後醍醐天皇側近ではハト派だった吉田定房の密告によって元弘の変が明らかになると、後醍醐天皇、千種忠顕、万里小路藤房らと行動を共にする。笠置山に入った後は護良親王とともに先行し、赤坂城に天皇を迎え入れる準備をしていたところ、笠置山が陥落し天皇以下側近が捕らえられ、一人だけ幕府の探索の手から逃れ地下に潜った。
その後元弘の乱の結果宮方が勝利すると、恩賞方や雑訴決断所の筆頭として政務をとり、後醍醐天皇の寵臣として活躍していったのである。しかし足利尊氏の離反後は、宮方の一武将として各地を転戦した。
後醍醐天皇の吉野への脱出にも同行し、北畠親房とともに天皇側近として支えとなる。それは後村上天皇のもとでも同じで、幼い彼に代わり洞院実世とともに政務を行ったのである。そして四条畷の戦いの後の賀名生への還幸を進言したのも彼であった。
南朝は先の敗戦で完全にじり貧になったが、ここで観応の擾乱が起きる。足利直義の帰順の仲介、足利尊氏との正平の一統の斡旋などは四条隆資が中心に行ったようだ。

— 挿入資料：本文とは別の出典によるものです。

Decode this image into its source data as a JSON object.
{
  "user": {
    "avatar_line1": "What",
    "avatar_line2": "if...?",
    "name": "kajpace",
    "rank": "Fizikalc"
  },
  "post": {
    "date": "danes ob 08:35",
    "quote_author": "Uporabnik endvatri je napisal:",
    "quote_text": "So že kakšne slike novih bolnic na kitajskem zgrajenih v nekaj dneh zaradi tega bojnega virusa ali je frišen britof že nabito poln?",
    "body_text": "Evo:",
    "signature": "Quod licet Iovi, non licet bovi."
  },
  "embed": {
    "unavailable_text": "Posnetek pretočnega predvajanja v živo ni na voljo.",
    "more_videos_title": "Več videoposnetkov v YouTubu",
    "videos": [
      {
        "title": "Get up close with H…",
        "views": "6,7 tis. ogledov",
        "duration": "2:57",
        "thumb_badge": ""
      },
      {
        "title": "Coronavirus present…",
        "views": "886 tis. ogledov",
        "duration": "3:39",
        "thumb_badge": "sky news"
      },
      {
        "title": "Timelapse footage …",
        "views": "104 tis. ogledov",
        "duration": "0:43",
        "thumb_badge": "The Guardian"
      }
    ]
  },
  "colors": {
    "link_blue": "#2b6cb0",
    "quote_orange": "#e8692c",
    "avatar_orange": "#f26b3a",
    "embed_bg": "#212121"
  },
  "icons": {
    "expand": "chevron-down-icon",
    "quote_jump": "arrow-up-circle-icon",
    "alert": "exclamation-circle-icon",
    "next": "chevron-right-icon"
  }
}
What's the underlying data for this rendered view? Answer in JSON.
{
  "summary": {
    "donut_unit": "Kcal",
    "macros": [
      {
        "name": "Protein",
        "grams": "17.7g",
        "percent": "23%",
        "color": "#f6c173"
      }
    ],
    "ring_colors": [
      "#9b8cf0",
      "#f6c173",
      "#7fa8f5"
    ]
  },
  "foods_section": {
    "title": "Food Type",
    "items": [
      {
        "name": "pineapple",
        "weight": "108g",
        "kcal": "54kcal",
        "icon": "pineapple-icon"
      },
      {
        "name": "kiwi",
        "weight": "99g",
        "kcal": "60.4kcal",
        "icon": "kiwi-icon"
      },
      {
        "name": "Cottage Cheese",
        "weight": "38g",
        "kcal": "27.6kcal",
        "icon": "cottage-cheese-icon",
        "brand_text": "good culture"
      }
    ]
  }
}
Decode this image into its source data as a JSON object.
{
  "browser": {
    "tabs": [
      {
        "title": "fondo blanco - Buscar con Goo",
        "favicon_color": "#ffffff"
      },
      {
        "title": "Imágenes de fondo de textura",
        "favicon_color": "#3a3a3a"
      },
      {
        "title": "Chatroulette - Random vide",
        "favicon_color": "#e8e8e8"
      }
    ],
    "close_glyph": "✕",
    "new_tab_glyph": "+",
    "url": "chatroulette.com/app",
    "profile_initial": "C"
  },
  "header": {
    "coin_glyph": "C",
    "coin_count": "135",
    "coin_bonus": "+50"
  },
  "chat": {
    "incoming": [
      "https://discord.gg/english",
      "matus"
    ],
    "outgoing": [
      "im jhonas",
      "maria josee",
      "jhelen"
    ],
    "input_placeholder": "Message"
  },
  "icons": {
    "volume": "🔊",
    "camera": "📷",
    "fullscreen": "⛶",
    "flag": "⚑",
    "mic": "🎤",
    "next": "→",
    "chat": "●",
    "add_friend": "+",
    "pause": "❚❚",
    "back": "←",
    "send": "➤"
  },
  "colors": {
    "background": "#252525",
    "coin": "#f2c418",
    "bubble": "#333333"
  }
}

しかし1352年足利尊氏が京からいなくなった機会をとらえて、南朝軍を率いて侵攻。足利義詮を追放して京を制圧し、あとは男山八幡にいる後村上天皇を凱旋させるのみであった。しかし、足利義詮率いる北朝軍は瞬く間に反撃に転じ、楠木正儀、和田正忠らが河内に転戦して防備が手薄だった男山八幡を包囲。そこで四条隆資は後村上天皇を逃がしてから殿として活躍し、その最期を迎えるのであった。
彼の息子である四条隆俊もまた、南朝軍として活躍したが、1373年の戦いで討ち取られ、南朝方の四条家は断絶することとなった。